Jet-stream et dynamique d'altitude : une composante nécessaire
Ill. 1 : Jet-stream et courants verticaux (rouge : ascendants ; bleu : descendants) le 12 août 2008 à 12 UTC
Agrandir.jpg, 220 KBGradient thermique : frontière entre les masses d'air
Si la présence d'un jet-stream en altitude est une condition nécessaire à la survenue de précipitations importantes, elle n'est cependant pas suffisante. Tout comme le plus puissant des moteurs ne serait rien sans carburant, la présence d'un "front" est indispensable pour fournir à la dynamique d'altitude le "carburant" sous forme d'humidité et de chaleur. Pour simplifier, on peut dire qu'un front représente une discontinuité (un gradient) dans la répartition des températures, des humidités, des pressions et du champ des vents (vitesse et direction). Cette discontinuité marque la frontière entre les masses d'air polaire et tropicale, laquelle constitue une zone de convergence - donc d'ascendance - responsable de la formation des précipitations. L'illustration ci-dessous permet de visualiser la présence de cette discontinuité le mardi 12 août à 12 UTC. Les plages de couleur correspondent aux températures au niveau 850 hPa (env. 1500 m) telles qu'elles ressortent de la prévision à 12h du modèle européen de 00 UTC ; ce champ montre un gradient de températures très net sur la France voisine. Les obervations de surface montrent le point de rosée (température à laquelle la masse d'air atteint son point de saturation) ainsi que la direction des vents. A l'arrière du front, les points de rosée sont compris entre 10 et 16 degrés (air polaire sec) alors qu'à l'avant ils varient de 16 à 21 degrés (air tropical humide). On distingue également une zone de convergence des vents dans la zone frontale (ligne bleue) ; les vents à l'ouest de cette ligne étant plutôt orientés de sud-ouest à nord-ouest alors qu'à l'est de celle ligne ils ont une orientation plus méridionale, certains étant même orientés au sud-est (apport d'air humide en provenance de Méditerranée).
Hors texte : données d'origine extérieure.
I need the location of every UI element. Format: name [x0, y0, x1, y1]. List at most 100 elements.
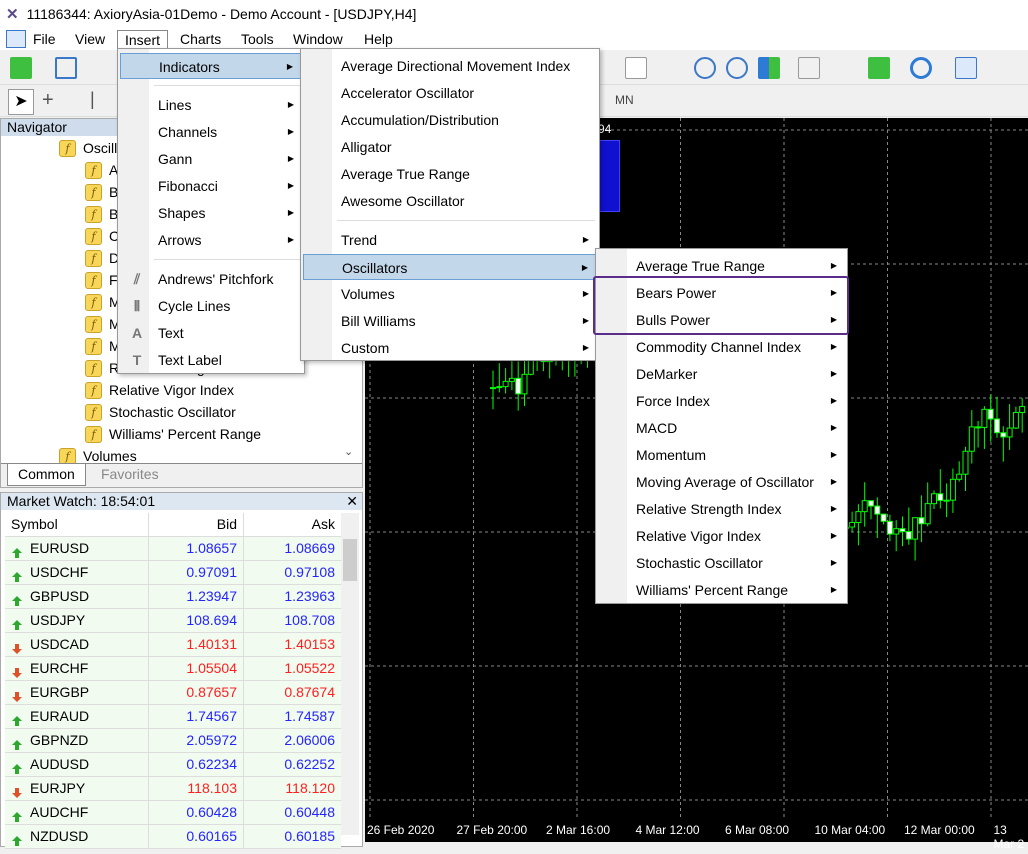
indicators-menu-item[interactable]: Oscillators▶ — [303, 254, 597, 280]
table-row[interactable]: USDCHF0.970910.97108 — [5, 561, 341, 585]
menu-insert[interactable]: Insert — [117, 30, 168, 50]
insert-menu-item[interactable]: Fibonacci▶ — [120, 173, 302, 199]
submenu-arrow-icon: ▶ — [288, 146, 294, 172]
table-row[interactable]: GBPNZD2.059722.06006 — [5, 729, 341, 753]
insert-menu-item[interactable]: TextA — [120, 320, 302, 346]
symbol-cell: AUDUSD — [5, 753, 149, 776]
table-row[interactable]: EURJPY118.103118.120 — [5, 777, 341, 801]
symbol-cell: AUDCHF — [5, 801, 149, 824]
table-row[interactable]: AUDUSD0.622340.62252 — [5, 753, 341, 777]
table-row[interactable]: EURGBP0.876570.87674 — [5, 681, 341, 705]
zoom-out-icon[interactable] — [726, 57, 748, 79]
insert-menu-item[interactable]: Shapes▶ — [120, 200, 302, 226]
insert-menu-item[interactable]: Text LabelT — [120, 347, 302, 373]
candlestick-chart-icon[interactable] — [625, 57, 647, 79]
menu-view[interactable]: View — [68, 30, 112, 50]
arrow-up-icon — [11, 735, 23, 747]
col-ask[interactable]: Ask — [244, 513, 341, 536]
menu-tools[interactable]: Tools — [234, 30, 281, 50]
oscillators-menu-item[interactable]: DeMarker▶ — [598, 361, 845, 387]
tab-common[interactable]: Common — [7, 464, 86, 486]
menu-window[interactable]: Window — [286, 30, 350, 50]
tile-windows-icon[interactable] — [758, 57, 780, 79]
candle-body — [919, 518, 924, 524]
table-row[interactable]: EURUSD1.086571.08669 — [5, 537, 341, 561]
oscillators-menu-item[interactable]: Commodity Channel Index▶ — [598, 334, 845, 360]
submenu-arrow-icon: ▶ — [831, 415, 837, 441]
table-row[interactable]: USDCAD1.401311.40153 — [5, 633, 341, 657]
symbol: NZDUSD — [30, 825, 88, 848]
table-row[interactable]: EURAUD1.745671.74587 — [5, 705, 341, 729]
indicators-menu-item[interactable]: Custom▶ — [303, 335, 597, 361]
profiles-icon[interactable] — [55, 57, 77, 79]
indicators-menu-item[interactable]: Volumes▶ — [303, 281, 597, 307]
oscillators-menu-item[interactable]: MACD▶ — [598, 415, 845, 441]
insert-menu-item[interactable]: Indicators▶ — [120, 53, 302, 79]
table-row[interactable]: EURCHF1.055041.05522 — [5, 657, 341, 681]
indicators-menu-item[interactable]: Awesome Oscillator — [303, 188, 597, 214]
indicators-list-icon[interactable] — [868, 57, 890, 79]
table-row[interactable]: NZDUSD0.601650.60185 — [5, 825, 341, 849]
indicators-menu-item[interactable]: Average Directional Movement Index — [303, 53, 597, 79]
indicators-menu-item[interactable]: Bill Williams▶ — [303, 308, 597, 334]
arrow-down-icon — [11, 783, 23, 795]
bid-cell: 1.40131 — [149, 633, 244, 656]
table-row[interactable]: AUDCHF0.604280.60448 — [5, 801, 341, 825]
line-chart-icon[interactable] — [658, 57, 680, 79]
indicators-menu-item[interactable]: Accumulation/Distribution — [303, 107, 597, 133]
table-row[interactable]: USDJPY108.694108.708 — [5, 609, 341, 633]
oscillators-menu-item[interactable]: Moving Average of Oscillator▶ — [598, 469, 845, 495]
tree-item[interactable]: fWilliams' Percent Range — [85, 423, 261, 445]
templates-icon[interactable] — [955, 57, 977, 79]
insert-menu-item[interactable]: Arrows▶ — [120, 227, 302, 253]
col-symbol[interactable]: Symbol — [5, 513, 149, 536]
oscillators-menu-item[interactable]: Stochastic Oscillator▶ — [598, 550, 845, 576]
col-bid[interactable]: Bid — [149, 513, 244, 536]
timeframe-mn[interactable]: MN — [615, 93, 634, 107]
bid-cell: 118.103 — [149, 777, 244, 800]
insert-menu-item[interactable]: Cycle Lines⦀ — [120, 293, 302, 319]
submenu-arrow-icon: ▶ — [288, 200, 294, 226]
menu-help[interactable]: Help — [357, 30, 400, 50]
time-label: 10 Mar 04:00 — [815, 823, 886, 837]
insert-menu-item[interactable]: Gann▶ — [120, 146, 302, 172]
bid-cell: 1.08657 — [149, 537, 244, 560]
cursor-icon[interactable]: ➤ — [8, 89, 34, 115]
symbol: EURUSD — [30, 537, 89, 560]
zoom-in-icon[interactable] — [694, 57, 716, 79]
indicators-menu-item[interactable]: Accelerator Oscillator — [303, 80, 597, 106]
close-icon[interactable]: ✕ — [346, 493, 358, 510]
menu-charts[interactable]: Charts — [173, 30, 228, 50]
menu-item-label: Relative Vigor Index — [636, 528, 761, 544]
indicators-menu-item[interactable]: Trend▶ — [303, 227, 597, 253]
chart-window-icon[interactable] — [6, 30, 26, 48]
crosshair-icon[interactable]: + — [42, 89, 54, 112]
ask-cell: 108.708 — [244, 609, 341, 632]
scroll-down-icon[interactable]: ⌄ — [344, 445, 353, 458]
tree-item[interactable]: fRelative Vigor Index — [85, 379, 234, 401]
autoscroll-icon[interactable] — [798, 57, 820, 79]
vertical-line-icon[interactable]: | — [90, 89, 95, 110]
oscillators-menu-item[interactable]: Force Index▶ — [598, 388, 845, 414]
oscillators-menu-item[interactable]: Relative Vigor Index▶ — [598, 523, 845, 549]
symbol-cell: USDJPY — [5, 609, 149, 632]
market-watch-scrollbar[interactable] — [341, 513, 359, 835]
table-row[interactable]: GBPUSD1.239471.23963 — [5, 585, 341, 609]
tab-favorites[interactable]: Favorites — [91, 464, 169, 486]
oscillators-menu-item[interactable]: Relative Strength Index▶ — [598, 496, 845, 522]
one-click-trading-panel[interactable] — [598, 140, 620, 212]
insert-menu-item[interactable]: Lines▶ — [120, 92, 302, 118]
menu-file[interactable]: File — [26, 30, 63, 50]
insert-menu-item[interactable]: Andrews' Pitchfork⫽ — [120, 266, 302, 292]
new-chart-icon[interactable] — [10, 57, 32, 79]
periods-clock-icon[interactable] — [910, 57, 932, 79]
insert-menu-item[interactable]: Channels▶ — [120, 119, 302, 145]
oscillators-menu-item[interactable]: Williams' Percent Range▶ — [598, 577, 845, 603]
tree-item[interactable]: fStochastic Oscillator — [85, 401, 236, 423]
menu-separator — [154, 85, 300, 86]
candle-body — [950, 479, 955, 500]
indicators-menu-item[interactable]: Alligator — [303, 134, 597, 160]
indicators-menu-item[interactable]: Average True Range — [303, 161, 597, 187]
chart-shift-icon[interactable] — [830, 57, 852, 79]
oscillators-menu-item[interactable]: Momentum▶ — [598, 442, 845, 468]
Instabilité et orages : une composante qui peut faire la différence
La présence ou non d'une forte instabilité fait souvent, en été, office de facteur très aggravant en ce qui concerne les précipitations. En effet, les intensités de pluie à l'intérieure d'une cellule orageuse peuvent atteindre voire dépasser les 100 mm/h. Si d'aventure, comme ce fut le cas lors de cet événement, les courants principaux sont parallèles à l'axe de la perturbation, les précipitations orageuses peuvent se régénérer pendant des heures sur une même région, multipliant du même coup les cumuls finaux par 3 ou plus. C'est ainsi par exemple qu'à Montélimar, MétéoFrance enregistra de 100 à 130 litre par mètre carré en deux heures. Les radiosondages ci-dessous montrent respectivement l'instabilité de l'atmosphère à Payerne et à Montélimar à 12 UTC. La zone en rouge sur le radiosondage de Montélimar (appelée "cape" pour Convective Available Potential Energy) illustre l'énergie potentielle à disposition pour les mouvement convectifs ascendants dus à l'instabilité de l'atmosphère. On constate que si cette énergie est bien présente sur le radiosondage de Montélimar (bien que dans des proportions relativement modestes), elle est absente de celui de Payerne à la même heure. Ceci explique la présence d'orages sur le sud de la France et leur absence en Suisse.
L'illustration ci-dessous donne un aperçu synoptique de cette situation. On y retrouve les précipitations sur la Suisse correspondant à la zone d'ascendance maximale de la perturbation renforcée par la présence du jet-stream (plage de couleur). On retrouve également l'activité orageuse dans la vallée du Rhône sous la forme d'une observation d'orage ainsi que d'impacts de foudre (posititfs et négatifs).